Grzegorz Braun oświadczył, że w niedzielę zagłosuje na Karola Nawrockiego
Europoseł Grzegorz Braun, który był kandydatem w I turze wyborów prezydenckich, oświadczył, że w wyborach prezydenckich zagłosuje na Karola Nawrockiego. Dodał, że jego wyborcy i tak „w większości nie potrzebowali żadnych jego rekomendacji”.
- Za kilkadziesiąt godzin oddam głos na Nawrockiego. Pójdę do obwodowej komisji wyborczej, oddam głos ważny i postawie krzyżyk przy nazwisku Nawrocki - poinformował Braun w czwartek na kanale Sprawki na Youtube.
Braun, który w pierwszej turze wyborów prezydenckich uzyskał czwarty wynik - 6,34 proc. głosów - zauważył, że to oświadczenie nie zmieni wiele, jeśli chodzi o większość jego wyborców, ponieważ „oni w większości nie potrzebowali żadnych moich rekomendacji”. - Oni w znakomitej większości są elektoratem myślącym bardzo poważnie o polskich sprawach i dlatego z pełnym spokojem i dużą łatwością podjęli swoje decyzje już wcześniej.
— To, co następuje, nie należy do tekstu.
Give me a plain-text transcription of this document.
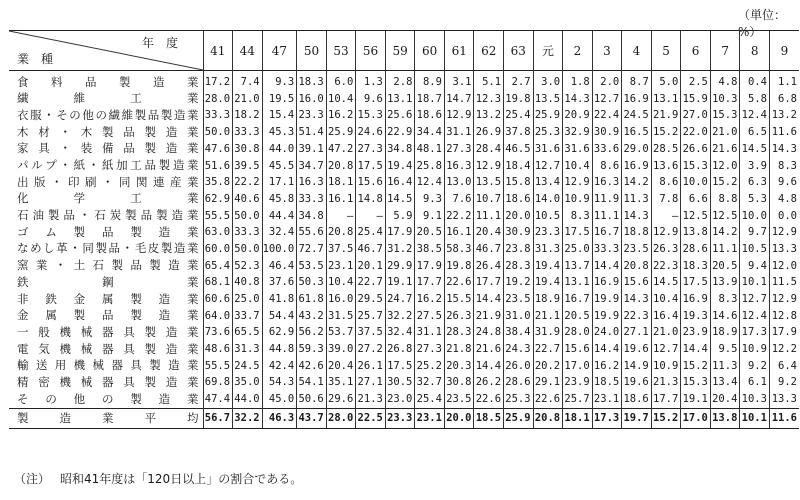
（単位：%）
年　度
業　種	41	44	47	50	53	56	59	60	61	62	63	元	2	3	4	5	6	7	8	9
食料品製造業	17.2	7.4	9.3	18.3	6.0	1.3	2.8	8.9	3.1	5.1	2.7	3.0	1.8	2.0	8.7	5.0	2.5	4.8	0.4	1.1
繊維工業	28.0	21.0	19.5	16.0	10.4	9.6	13.1	18.7	14.7	12.3	19.8	13.5	14.3	12.7	16.9	13.1	15.9	10.3	5.8	6.8
衣服・その他の繊維製品製造業	33.3	18.2	15.4	23.3	16.2	15.3	25.6	18.6	12.9	13.2	25.4	25.9	20.9	22.4	24.5	21.9	27.0	15.3	12.4	13.2
木材・木製品製造業	50.0	33.3	45.3	51.4	25.9	24.6	22.9	34.4	31.1	26.9	37.8	25.3	32.9	30.9	16.5	15.2	22.0	21.0	6.5	11.6
家具・装備品製造業	47.6	30.8	44.0	39.1	47.2	27.3	34.8	48.1	27.3	28.4	46.5	31.6	31.6	33.6	29.0	28.5	26.6	21.6	14.5	14.3
パルプ・紙・紙加工品製造業	51.6	39.5	45.5	34.7	20.8	17.5	19.4	25.8	16.3	12.9	18.4	12.7	10.4	8.6	16.9	13.6	15.3	12.0	3.9	8.3
出版・印刷・同関連産業	35.8	22.2	17.1	16.3	18.1	15.6	16.4	12.4	13.0	13.5	15.8	13.4	12.9	16.3	14.2	8.6	10.0	15.2	6.3	9.6
化学工業	62.9	40.6	45.8	33.3	16.1	14.8	14.5	9.3	7.6	10.7	18.6	14.0	10.9	11.9	11.3	7.8	6.6	8.8	5.3	4.8
石油製品・石炭製品製造業	55.5	50.0	44.4	34.8	—	—	5.9	9.1	22.2	11.1	20.0	10.5	8.3	11.1	14.3	—	12.5	12.5	10.0	0.0
ゴム製品製造業	63.0	33.3	32.4	55.6	20.8	25.4	17.9	20.5	16.1	20.4	30.9	23.3	17.5	16.7	18.8	12.9	13.8	14.2	9.7	12.9
なめし革・同製品・毛皮製造業	60.0	50.0	100.0	72.7	37.5	46.7	31.2	38.5	58.3	46.7	23.8	31.3	25.0	33.3	23.5	26.3	28.6	11.1	10.5	13.3
窯業・土石製品製造業	65.4	52.3	46.4	53.5	23.1	20.1	29.9	17.9	19.8	26.4	28.3	19.4	13.7	14.4	20.8	22.3	18.3	20.5	9.4	12.0
鉄鋼業	68.1	40.8	37.6	50.3	10.4	22.7	19.1	17.7	22.6	17.7	19.2	19.4	13.1	16.9	15.6	14.5	17.5	13.9	10.1	11.5
非鉄金属製造業	60.6	25.0	41.8	61.8	16.0	29.5	24.7	16.2	15.5	14.4	23.5	18.9	16.7	19.9	14.3	10.4	16.9	8.3	12.7	12.9
金属製品製造業	64.0	33.7	54.4	43.2	31.5	25.7	32.2	27.5	26.3	21.9	31.0	21.1	20.5	19.9	22.3	16.4	19.3	14.6	12.4	12.8
一般機械器具製造業	73.6	65.5	62.9	56.2	53.7	37.5	32.4	31.1	28.3	24.8	38.4	31.9	28.0	24.0	27.1	21.0	23.9	18.9	17.3	17.9
電気機械器具製造業	48.6	31.3	44.8	59.3	39.0	27.2	26.8	27.3	21.8	21.6	24.3	22.7	15.6	14.4	19.6	12.7	14.4	9.5	10.9	12.2
輸送用機械器具製造業	55.5	24.5	42.4	42.6	20.4	26.1	17.5	25.2	20.3	14.4	26.0	20.2	17.0	16.2	14.9	10.9	15.2	11.3	9.2	6.4
精密機械器具製造業	69.8	35.0	54.3	54.1	35.1	27.1	30.5	32.7	30.8	26.2	28.6	29.1	23.9	18.5	19.6	21.3	15.3	13.4	6.1	9.2
その他の製造業	47.4	44.0	45.0	50.6	29.6	21.3	23.0	25.4	23.5	22.6	25.3	22.6	25.7	23.1	18.6	17.7	19.1	20.4	10.3	13.3
製造業平均	56.7	32.2	46.3	43.7	28.0	22.5	23.3	23.1	20.0	18.5	25.9	20.8	18.1	17.3	19.7	15.2	17.0	13.8	10.1	11.6
（注） 昭和41年度は「120日以上」の割合である。
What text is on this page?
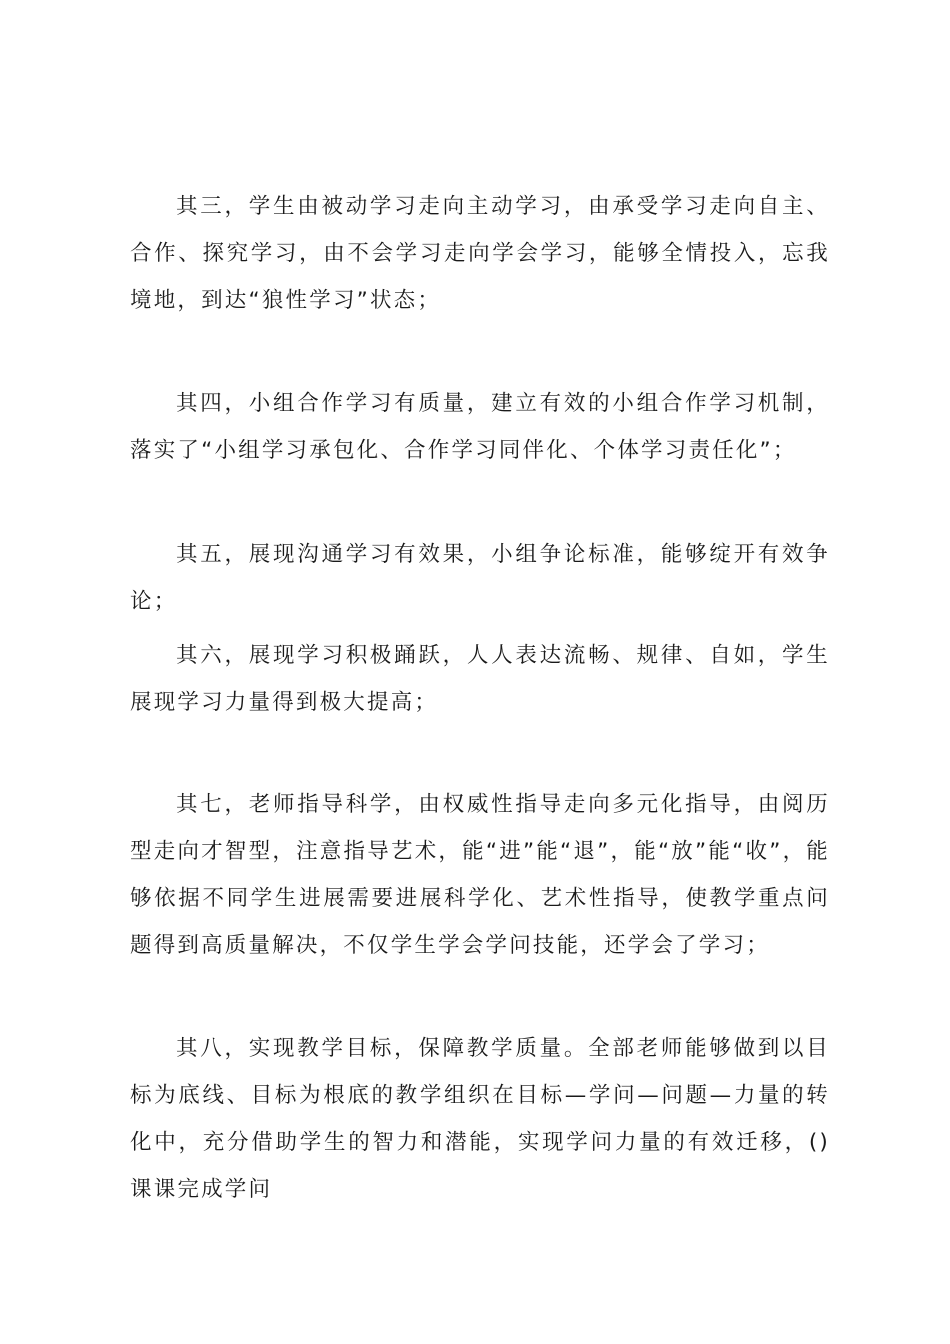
其三，学生由被动学习走向主动学习，由承受学习走向自主、合作、探究学习，由不会学习走向学会学习，能够全情投入，忘我境地，到达“狼性学习”状态；

其四，小组合作学习有质量，建立有效的小组合作学习机制，落实了“小组学习承包化、合作学习同伴化、个体学习责任化”；

其五，展现沟通学习有效果，小组争论标准，能够绽开有效争论；

其六，展现学习积极踊跃，人人表达流畅、规律、自如，学生展现学习力量得到极大提高；

其七，老师指导科学，由权威性指导走向多元化指导，由阅历型走向才智型，注意指导艺术，能“进”能“退”，能“放”能“收”，能够依据不同学生进展需要进展科学化、艺术性指导，使教学重点问题得到高质量解决，不仅学生学会学问技能，还学会了学习；

其八，实现教学目标，保障教学质量。全部老师能够做到以目标为底线、目标为根底的教学组织在目标—学问—问题—力量的转化中，充分借助学生的智力和潜能，实现学问力量的有效迁移，()课课完成学问
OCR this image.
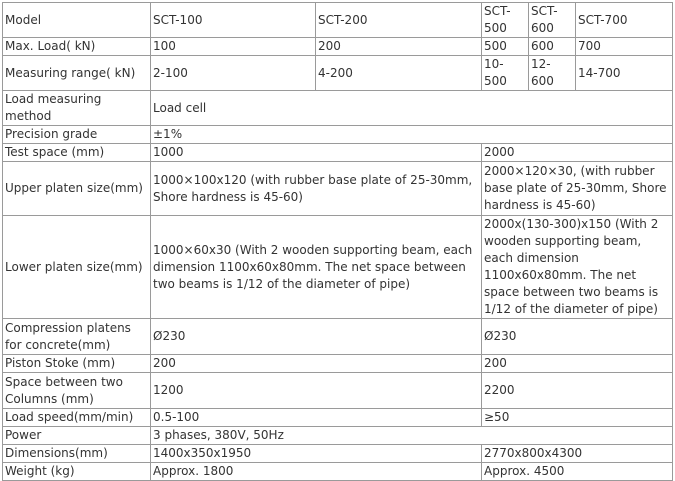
Model	SCT-100	SCT-200	SCT-500	SCT-600	SCT-700
Max. Load( kN)	100	200	500	600	700
Measuring range( kN)	2-100	4-200	10-500	12-600	14-700
Load measuring method	Load cell				
Precision grade	±1%				
Test space (mm)	1000		2000		
Upper platen size(mm)	1000×100x120 (with rubber base plate of 25-30mm, Shore hardness is 45-60)		2000×120×30, (with rubber base plate of 25-30mm, Shore hardness is 45-60)		
Lower platen size(mm)	1000×60x30 (With 2 wooden supporting beam, each dimension 1100x60x80mm. The net space between two beams is 1/12 of the diameter of pipe)		2000x(130-300)x150 (With 2 wooden supporting beam, each dimension 1100x60x80mm. The net space between two beams is 1/12 of the diameter of pipe)		
Compression platens for concrete(mm)	Ø230		Ø230		
Piston Stoke (mm)	200		200		
Space between two Columns (mm)	1200		2200		
Load speed(mm/min)	0.5-100		≥50		
Power	3 phases, 380V, 50Hz				
Dimensions(mm)	1400x350x1950		2770x800x4300		
Weight (kg)	Approx. 1800		Approx. 4500		
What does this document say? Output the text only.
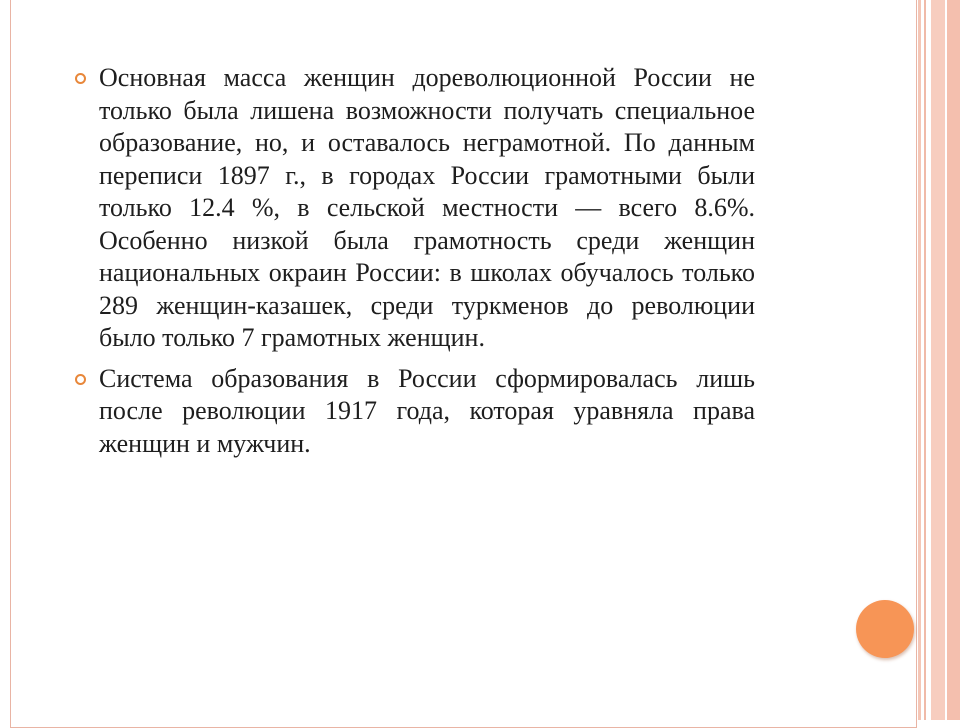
Основная масса женщин дореволюционной России не только была лишена возможности получать специальное образование, но, и оставалось неграмотной. По данным переписи 1897 г., в городах России грамотными были только 12.4 %, в сельской местности — всего 8.6%. Особенно низкой была грамотность среди женщин национальных окраин России: в школах обучалось только 289 женщин-казашек, среди туркменов до революции было только 7 грамотных женщин.
Система образования в России сформировалась лишь после революции 1917 года, которая уравняла права женщин и мужчин.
A ja dzisiaj o tym komunikuję, bo już ta kampania zbliża się do finiszu i nie chciałbym z kolei robić do końca tajemniczych min - mówił.
- Nie chciałbym być kimś, kto siedzi okrakiem na płocie, kto przygląda się słupkom i podlicza „lajki” czy „dislajki” na komunikatorach, ja po prostu informuję. Nie mówię „byle nie Trzaskowski”, nie mówię jakimiś ogólnikami, tak żeby z tego można było wyinterpretować, co właściwie zrobię, ja po prostu komunikuję, co zrobię - dodał Braun.
Polityk Konfederacji Korony Polskiej zachęcał jednocześnie do udziału w niedzielnym głosowaniu zarówno wyborców w kraju, jak i za granicą.
Nawrockiego poparł też inny z kandydatów startujących w pierwszej turze - Marek Woch. Zrobił to po czwartkowej debacie Telewizji Republika w Końskich. - Takiego prezydenta chcemy w Polsce - oświadczył Woch dodając, że mówi to również w imieniu Ogólnopolskiej Federacji Bezpartyjni i Samorządowcy, której jest przewodniczącym. Woch w I turze zdobył 18 338 głosów - 0,09 procent.
Druga tura wyborów prezydenckich odbędzie się w najbliższą niedzielę. Zmierzą się w niej kandydat KO Rafał Trzaskowski i popierany przez PiS prezes IPN Karol Nawrocki.